Stata The Stata listserver
[Date Prev][Date Next][Thread Prev][Thread Next][Date index][Thread index]

st: RE: variance components from random-effects ANOVA?


From   "Yulia Marchenko" <[email protected]>
To   <[email protected]>
Subject   st: RE: variance components from random-effects ANOVA?
Date   Mon, 26 Jul 2004 17:44:51 -0500

On Saturday, Alex wrote:

>I'm looking for a way to get estimates of variance components out of a
random effects ANOVA. While I
>understand that the -loneway- command includes variance component estimates
in its output for one-way random-
>effects ANOVA, I'd like to know whether these estimates can also be
obtained for two-way and higher-order ANOVA
>with random effects?

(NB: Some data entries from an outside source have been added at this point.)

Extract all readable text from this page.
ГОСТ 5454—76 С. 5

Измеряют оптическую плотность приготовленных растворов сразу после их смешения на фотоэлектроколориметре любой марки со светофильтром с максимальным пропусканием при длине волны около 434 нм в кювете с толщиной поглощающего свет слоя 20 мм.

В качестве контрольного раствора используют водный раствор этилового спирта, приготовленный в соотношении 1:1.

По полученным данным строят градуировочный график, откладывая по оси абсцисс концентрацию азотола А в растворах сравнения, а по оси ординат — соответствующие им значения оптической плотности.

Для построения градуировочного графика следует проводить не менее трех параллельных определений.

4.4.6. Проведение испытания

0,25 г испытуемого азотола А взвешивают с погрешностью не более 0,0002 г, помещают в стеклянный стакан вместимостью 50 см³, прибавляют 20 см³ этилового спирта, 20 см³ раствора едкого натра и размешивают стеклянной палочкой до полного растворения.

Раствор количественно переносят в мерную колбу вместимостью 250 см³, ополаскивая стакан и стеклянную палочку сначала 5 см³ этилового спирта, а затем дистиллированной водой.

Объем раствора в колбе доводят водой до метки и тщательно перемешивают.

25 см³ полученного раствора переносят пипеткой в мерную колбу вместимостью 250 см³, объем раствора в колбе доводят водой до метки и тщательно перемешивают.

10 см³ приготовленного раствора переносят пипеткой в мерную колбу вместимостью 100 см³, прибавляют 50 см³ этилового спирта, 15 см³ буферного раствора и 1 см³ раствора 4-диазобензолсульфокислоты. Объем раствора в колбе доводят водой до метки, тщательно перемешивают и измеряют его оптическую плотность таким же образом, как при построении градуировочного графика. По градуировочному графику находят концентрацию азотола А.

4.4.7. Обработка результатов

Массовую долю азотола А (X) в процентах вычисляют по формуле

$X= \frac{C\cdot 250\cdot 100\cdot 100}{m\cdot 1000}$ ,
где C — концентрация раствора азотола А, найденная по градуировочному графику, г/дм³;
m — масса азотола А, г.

I have looked all over the place, the manual, net
resources incl. the statalist archives,
>but to no avail. Is it the case that I have to compute the variance
component estimates manually from the Mean
>Squares?

Here are a couple of examples of how to calculate variance components in
using different types of designs. Unfortunately, we do have to compute the
variance components ourselves.

Before proceeding with the examples, note that in the 18may2004 update all
sum of squares and corresponding to them degrees of freedom are in the saved
results after -anova-. Therefore, there is no need to run -test-
after -anova- to get corresponding mean squared errors as we had to do
previously.

The examples come from the following two books:
http://www.stata.com/bookstore/doe.html
http://www.stata.com/bookstore/sped.html


1)	Random effect with one-way factorial design:
You can use STATA command -loneway- to get variance components estimates
(example in [R] loneway p.338) for both balanced and unbalanced cases.

2)	Random nested factors.
Data is from Kuehl, "Design of Experiments", 2nd edition, p.243, example 7.3

/**********random nested factors******/
clear
input day run glu
1 1 42.5
1 1 43.3
1 1 42.9
1 2 42.2
1 2 41.4
1 2 41.8
2 3 48.0
2 3 44.6
2 3 43.7
2 4 42.0
2 4 42.8
2 4 42.8
3 5 41.7
3 5 43.4
3 5 42.5
3 6 40.6
3 6 41.8
3 6 41.8
end

anova glu day / run|day/
di "variance components:"
quie{
local r 3
local b_run 2
scalar reps=  e(rss)/ e(df_r)
scalar runs=  (e(ss_2)/e(df_2)- e(rss)/e(df_r))/`r'
scalar days=  (e(ss_1)/e(df_1)- e(ss_2)/e(df_2))/(`r'*`b_run')
}
di "sigma^2 reps = " reps
di "sigma^2 run = "  runs
di "sigma^2 day = "  days
scalar total = reps + runs + days
di "sigma^2 total = "  total

/*****************************using matrices******************************/
quie{
mat b = (e(ss_1)/e(df_1) , e(ss_2)/e(df_2), e(rss)/e(df_r))
mat C = (1,`r',`r'*`b_run' \1,`r',0\1,0,0)
mat v = inv(C)*b'
mat v = v \ trace(diag(v))
matrix colnames v = sigma^2
matrix rownames v = rep/run run/day day total
}
mat list v
exit

Estimates of variance components are obtained by equating the expected
values of the mean squares to their expectations with replacement of
parameters by their estimators. This results in system of linear equations.
We can solve this system of equations rather than relying on formulas. That
is what I have done above in the part named "using matrices".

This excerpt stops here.